Rescue of locomotor impairment in dopamine D2 receptor-deficient mice by an adenosine A2A receptor antagonist.

In Parkinson's disease a degeneration of dopaminergic neurons of the nigrostriatal pathway is observed. Loss of dopaminergic regulation of striatal neuron activity results in altered motor functions. Adenosine A2A (A2AR) and dopamine D2 (D2R) receptors are colocalized in striatal medium spiny neurons.
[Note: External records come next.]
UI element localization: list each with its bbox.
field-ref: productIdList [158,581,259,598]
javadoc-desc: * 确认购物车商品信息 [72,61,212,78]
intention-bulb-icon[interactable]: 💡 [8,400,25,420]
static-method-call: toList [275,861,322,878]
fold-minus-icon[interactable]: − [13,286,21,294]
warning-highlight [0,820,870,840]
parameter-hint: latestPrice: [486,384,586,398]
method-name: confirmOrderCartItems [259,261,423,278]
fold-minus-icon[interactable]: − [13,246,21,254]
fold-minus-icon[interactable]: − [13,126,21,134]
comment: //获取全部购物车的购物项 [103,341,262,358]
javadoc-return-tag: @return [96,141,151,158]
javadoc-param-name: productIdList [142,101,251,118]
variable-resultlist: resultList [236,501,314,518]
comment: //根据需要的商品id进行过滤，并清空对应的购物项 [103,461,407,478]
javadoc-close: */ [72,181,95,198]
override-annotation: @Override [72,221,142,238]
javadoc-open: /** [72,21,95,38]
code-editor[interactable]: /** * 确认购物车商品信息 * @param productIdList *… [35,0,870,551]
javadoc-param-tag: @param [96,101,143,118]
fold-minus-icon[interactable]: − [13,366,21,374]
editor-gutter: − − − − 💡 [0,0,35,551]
It has been proposed that adenosine binding to A2AR lowers the affinity of dopamine for D2R, thus modulating the function of this receptor. Absence of D2R in knockout mice (D2R-/-) results in impaired locomotion and coordinated movements. This indicates that absence of dopamine in Parkinson's disease might principally affect D2R-mediated effects with regard to locomotor functions. A2AR-selective antagonists have been demonstrated to have anti- parkinsonian activities in various models of Parkinson's disease in rodents and nonhuman primates. In this article, D2R-/- mice were used to explore the possibility that an A2AR antagonist might reestablish their motor impairment. Interestingly, blockade of A2AR rescues the behavioral parameters altered in D2R-/- mice. In addition, the level of expression of enkephalin and substance P, which were altered in D2R-/-, were also reestablished to normal levels after A2AR antagonist treatment. These results show that A2AR and D2R have antagonistic and independent activities in controlling neuronal and motor functions in the basal ganglia. They also provide evidence that selective A2AR antagonists can exhibit their anti-parkinsonian activities through a nondopaminergic mechanism.[1]